I will add that there was some cost involved with bringing Jeff here. Although the presentation is free, we would appreciate any donations to help cover the cost of bringing Jeff here. 

Erin


----------



## jerseyjay (Jan 25, 2004)

Excellent news Erin !

You can expect Photo / Camcorder Live coverage  Well done !


----------



## Emc2 (Oct 29, 2005)

That would be great. Email me for the address.


----------



## Jason Baliban (Feb 21, 2005)

Jay Luto said:


> Excellent news Erin !
> 
> You can expect Photo / Camcorder Live coverage  Well done !


Thanks Jay!!

Looking forward to meeting you!!

jB


----------



## Emc2 (Oct 29, 2005)

Eleven people have confirmed without taking into account the five people who might come with Jay. If you want to come please let me know as soon as possible.


----------



## jsenske (Mar 15, 2004)

Just wanted to chime in and let everyone know I am really looking forward to this trip/presentation. Erin and I will be discussing the details of the aquascape soon, and we'll keep everyone posted on the plans. I would like to do a composition that uses a variety if techniques, so that a good range is represented and attendeed may have the opportunity to see more in action, as well as shape questions based on the many techniques being shown. 
Can't wait!


----------



## dennis (Mar 1, 2004)

:crybaby: Why does it have to be so far away


----------



## Emc2 (Oct 29, 2005)

Think "roadtrip" Dennis.


----------



## jerseyjay (Jan 25, 2004)

Dennis, 

I looked up mapquest and you have about ~3hr from your place to mine in NJ. If you decide to come (*drag Bailin with you and others!) you can stop by my place (* not far off from T-Pike) check my tank(s) and follow Mike (Momotaro) and myself. From my place we have about ~1.40hr. 

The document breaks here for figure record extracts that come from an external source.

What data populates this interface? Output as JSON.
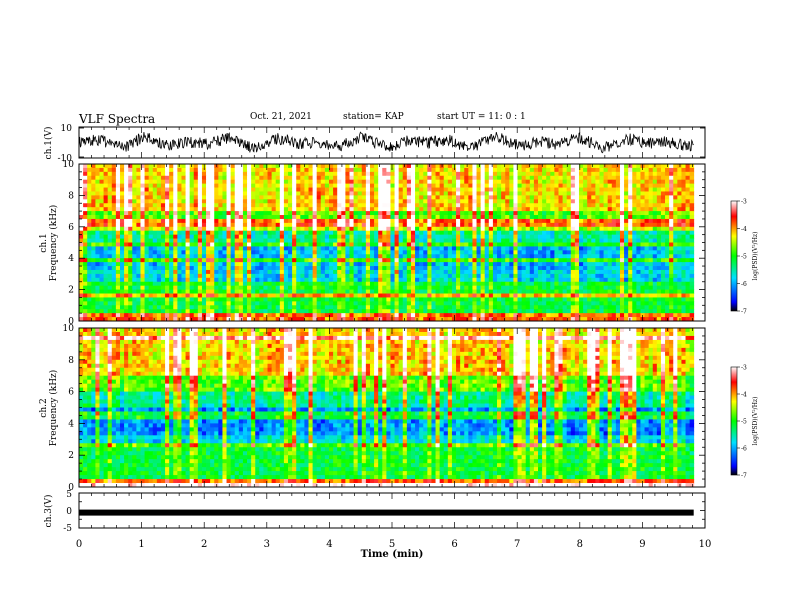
{
  "header": {
    "title": "VLF Spectra",
    "date": "Oct. 21, 2021",
    "station": "station= KAP",
    "start_ut": "start  UT =   11: 0  : 1"
  },
  "chart_data": [
    {
      "type": "line",
      "panel": "ch1-waveform",
      "ylabel": "ch.1(V)",
      "ylim": [
        -10,
        10
      ],
      "yticks": [
        "10",
        "-10"
      ],
      "xlim": [
        0,
        10
      ],
      "data_xmax": 9.82,
      "color": "#000000"
    },
    {
      "type": "heatmap",
      "panel": "ch1-spectrogram",
      "ylabel": "ch.1\nFrequency (kHz)",
      "ylim": [
        0,
        10
      ],
      "yticks": [
        "0",
        "2",
        "4",
        "6",
        "8",
        "10"
      ],
      "xlim": [
        0,
        10
      ],
      "data_xmax": 9.82,
      "colorbar": {
        "label": "log(PSD)(V²/Hz)",
        "range": [
          -7,
          -3
        ],
        "ticks": [
          "-3",
          "-4",
          "-5",
          "-6",
          "-7"
        ]
      }
    },
    {
      "type": "heatmap",
      "panel": "ch2-spectrogram",
      "ylabel": "ch.2\nFrequency (kHz)",
      "ylim": [
        0,
        10
      ],
      "yticks": [
        "0",
        "2",
        "4",
        "6",
        "8",
        "10"
      ],
      "xlim": [
        0,
        10
      ],
      "data_xmax": 9.82,
      "colorbar": {
        "label": "log(PSD)(V²/Hz)",
        "range": [
          -7,
          -3
        ],
        "ticks": [
          "-3",
          "-4",
          "-5",
          "-6",
          "-7"
        ]
      }
    },
    {
      "type": "line",
      "panel": "ch3-waveform",
      "ylabel": "ch.3(V)",
      "ylim": [
        -5,
        5
      ],
      "yticks": [
        "5",
        "0",
        "-5"
      ],
      "xlim": [
        0,
        10
      ],
      "data_xmax": 9.82,
      "level": -0.6,
      "color": "#000000"
    }
  ],
  "xaxis": {
    "label": "Time (min)",
    "ticks": [
      "0",
      "1",
      "2",
      "3",
      "4",
      "5",
      "6",
      "7",
      "8",
      "9",
      "10"
    ]
  }
}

Think about it ! Should be a lot of fun.


----------



## [email protected] (May 12, 2005)

It would be great to meet you Dennis-- try and make it if you can!


----------



## JLudwig (Feb 16, 2004)

Heya gang,

I still plan on coming up this Saturday, I take it I didn't miss a memo or anything? If I didn't, this is everyone's reminder 

Jeff


----------



## Emc2 (Oct 29, 2005)

Jeff, you might have missed the memo.  We sent out an email with directions. Did you get it? If not, let me know and we will shoot one over to you.


----------



## jerseyjay (Jan 25, 2004)

Erin, 

Can you please resend invitation to me - jayluto at hotmail.com


----------



## JLudwig (Feb 16, 2004)

Emc2 said:


> Jeff, you might have missed the memo.  We sent out an email with directions. Did you get it? If not, let me know and we will shoot one over to you.

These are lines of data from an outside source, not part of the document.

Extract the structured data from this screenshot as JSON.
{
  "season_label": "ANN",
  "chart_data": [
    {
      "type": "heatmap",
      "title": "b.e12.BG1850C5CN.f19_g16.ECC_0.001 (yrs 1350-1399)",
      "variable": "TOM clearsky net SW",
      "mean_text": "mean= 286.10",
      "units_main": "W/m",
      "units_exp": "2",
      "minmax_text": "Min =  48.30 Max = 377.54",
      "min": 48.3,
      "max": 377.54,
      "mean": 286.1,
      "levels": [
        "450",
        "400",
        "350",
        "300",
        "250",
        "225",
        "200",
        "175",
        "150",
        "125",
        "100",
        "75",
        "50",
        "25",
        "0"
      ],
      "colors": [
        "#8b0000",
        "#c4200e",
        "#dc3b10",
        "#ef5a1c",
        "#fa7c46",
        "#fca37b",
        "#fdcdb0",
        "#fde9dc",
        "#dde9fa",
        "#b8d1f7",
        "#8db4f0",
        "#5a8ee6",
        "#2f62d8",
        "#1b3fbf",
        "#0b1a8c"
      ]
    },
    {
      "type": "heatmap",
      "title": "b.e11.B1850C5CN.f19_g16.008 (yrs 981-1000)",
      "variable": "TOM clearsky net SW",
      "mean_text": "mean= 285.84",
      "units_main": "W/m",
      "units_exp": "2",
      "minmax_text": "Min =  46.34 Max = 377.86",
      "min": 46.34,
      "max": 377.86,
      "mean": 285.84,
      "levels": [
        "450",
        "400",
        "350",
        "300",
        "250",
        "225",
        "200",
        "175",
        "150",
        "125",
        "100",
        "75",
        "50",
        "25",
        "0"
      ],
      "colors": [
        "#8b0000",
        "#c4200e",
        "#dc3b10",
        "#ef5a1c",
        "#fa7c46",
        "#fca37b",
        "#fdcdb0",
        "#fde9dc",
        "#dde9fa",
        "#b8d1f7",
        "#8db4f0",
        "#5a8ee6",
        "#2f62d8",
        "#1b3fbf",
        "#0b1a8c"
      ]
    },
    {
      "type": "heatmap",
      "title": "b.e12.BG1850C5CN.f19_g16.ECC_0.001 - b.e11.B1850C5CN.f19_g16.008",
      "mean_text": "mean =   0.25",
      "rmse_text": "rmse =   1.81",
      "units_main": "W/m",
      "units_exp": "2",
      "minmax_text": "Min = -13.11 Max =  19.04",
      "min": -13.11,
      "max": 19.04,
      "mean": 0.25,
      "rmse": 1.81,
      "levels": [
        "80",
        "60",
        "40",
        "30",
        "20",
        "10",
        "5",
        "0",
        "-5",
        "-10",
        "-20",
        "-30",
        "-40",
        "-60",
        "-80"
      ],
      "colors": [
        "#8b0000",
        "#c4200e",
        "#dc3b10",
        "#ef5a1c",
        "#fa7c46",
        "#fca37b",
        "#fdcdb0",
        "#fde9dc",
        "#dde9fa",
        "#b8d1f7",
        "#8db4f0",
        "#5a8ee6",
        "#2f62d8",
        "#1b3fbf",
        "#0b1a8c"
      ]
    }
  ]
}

I have an address and phone number, but no time or directions. You had said you were going to get another head count one week prior I may have missed that email. If you could copy me on the email you send Jay (user jeff at the rockytop.net domain).

Also, if anyone is interested is seeing the Nikon D200 please let me know (Jay?) I wasn't going to bring it since I don't have waterproof luggage for the MC but I think I could sneak the body up in a dry sack I have for backpacking.

Jeff


----------



## Emc2 (Oct 29, 2005)

I'll forward you the email. Jason has the original. If you don't get it tonight please let me know.


----------



## jerseyjay (Jan 25, 2004)

JLudwig said:


> IAlso, if anyone is interested is seeing the Nikon D200 please let me know (Jay?) I wasn't going to bring it since I don't have waterproof luggage for the MC but I think I could sneak the body up in a dry sack I have for backpacking.
> 
> Jeff


Jeff,

What do you mean by waterproof luggage. We are going to be indoor.

PS. I have seen D200 long time ago but bring it ! I will have all my equipment, as always


----------



## shake (Feb 26, 2006)

I wish I lived in the States so I could come. I hope there will be plenty of photos for us people that can't make it.


----------



## Emc2 (Oct 29, 2005)

Judging by the post above I'm betting there will be plenty of coverage. I will be videotaping the entire demonstration also.


----------



## Jason Baliban (Feb 21, 2005)

It seems that the newletter might have been sucked up by a spam filter. Please PM Erin or myself if you have note recieve the newletter and would like to, or still need directions.

We will figure out the spam filter as we go.

Thanks

jB


----------



## JLudwig (Feb 16, 2004)

Jay Luto said:


> Jeff,
> What do you mean by waterproof luggage. We are going to be indoor.


I don't have anywhere waterproof on the motorcycle to stash it should it rain on the way up or back, looks like scatter T-storms  I think the wife may want it for a hike, so we'll see if it makes it out there. I was thinking about this last night, the value of the photo equipment now exceeds the bike... would be trouble if something were to happen 

Jeff


----------